Single-cell analysis highlights differences in druggable pathways underlying adaptive or fibrotic kidney regeneration

Michael S. Balzer(University of Pennsylvania), Tomohito Doke(University of Pennsylvania), Ya‐Wen Yang(University of Pennsylvania), Daniel L. Aldridge(University of Pennsylvania), Hailong Hu(University of Pennsylvania), Hung Mai(University of Pennsylvania), Dhanunjay Mukhi(University of Pennsylvania), Ziyuan Ma(University of Pennsylvania), Rojesh Shrestha(University of Pennsylvania), Matthew B. Palmer(University of Pennsylvania), Christopher A. Hunter(University of Pennsylvania), Katalin Suszták(University of Pennsylvania)
Nature Communications
July 11, 2022
Cited by 188Open Access
Full Text

Abstract

The kidney has tremendous capacity to repair after acute injury, however, pathways guiding adaptive and fibrotic repair are poorly understood.
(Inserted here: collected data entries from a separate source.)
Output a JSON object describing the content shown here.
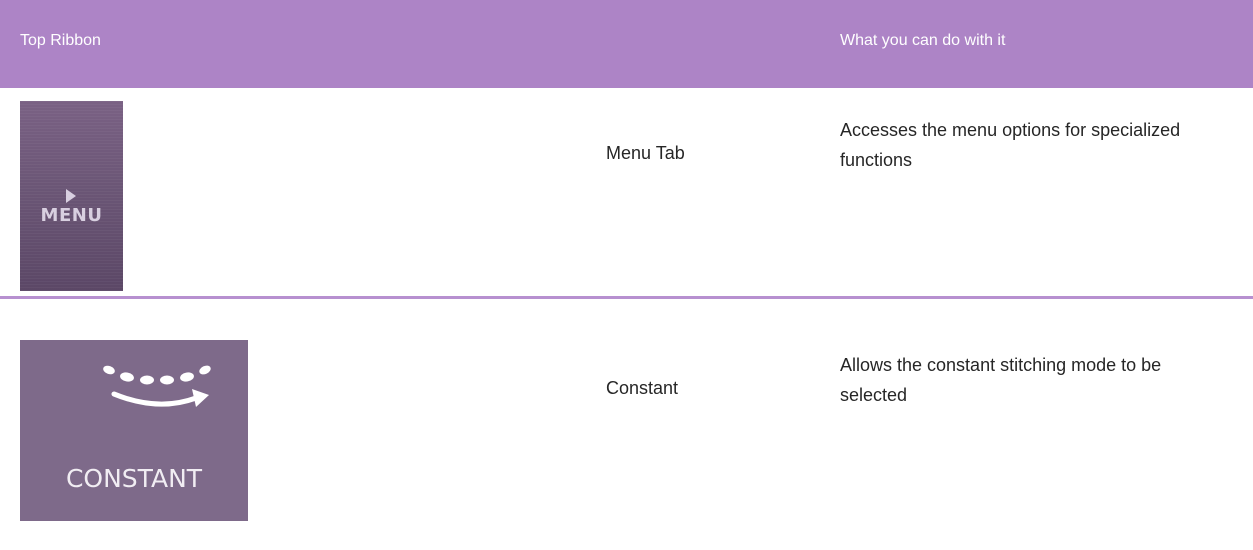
{
  "header": {
    "col1": "Top Ribbon",
    "col3": "What you can do with it"
  },
  "rows": [
    {
      "icon": "menu-tab-icon",
      "icon_label": "MENU",
      "name": "Menu Tab",
      "description": "Accesses the menu options for specialized functions"
    },
    {
      "icon": "constant-stitch-icon",
      "icon_label": "CONSTANT",
      "name": "Constant",
      "description": "Allows the constant stitching mode to be selected"
    }
  ],
  "colors": {
    "header_bg": "#ad84c6",
    "divider": "#b790d0",
    "menu_tab_bg": "#6b5676",
    "constant_bg": "#7e6a8a"
  }
}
We developed a model of adaptive and fibrotic kidney regeneration by titrating ischemic injury dose. We performed detailed biochemical and histological analysis and profiled transcriptomic changes at bulk and single-cell level (> 110,000 cells) over time. Our analysis highlights kidney proximal tubule cells as key susceptible cells to injury. Adaptive proximal tubule repair correlated with fatty acid oxidation and oxidative phosphorylation. We identify a specific maladaptive/profibrotic proximal tubule cluster after long ischemia, which expresses proinflammatory and profibrotic cytokines and myeloid cell chemotactic factors. Druggability analysis highlights pyroptosis/ferroptosis as vulnerable pathways in these profibrotic cells. Pharmacological targeting of pyroptosis/ferroptosis in vivo pushed cells towards adaptive repair and ameliorates fibrosis. In summary, our single-cell analysis defines key differences in adaptive and fibrotic repair and identifies druggable pathways for pharmacological intervention to prevent kidney fibrosis.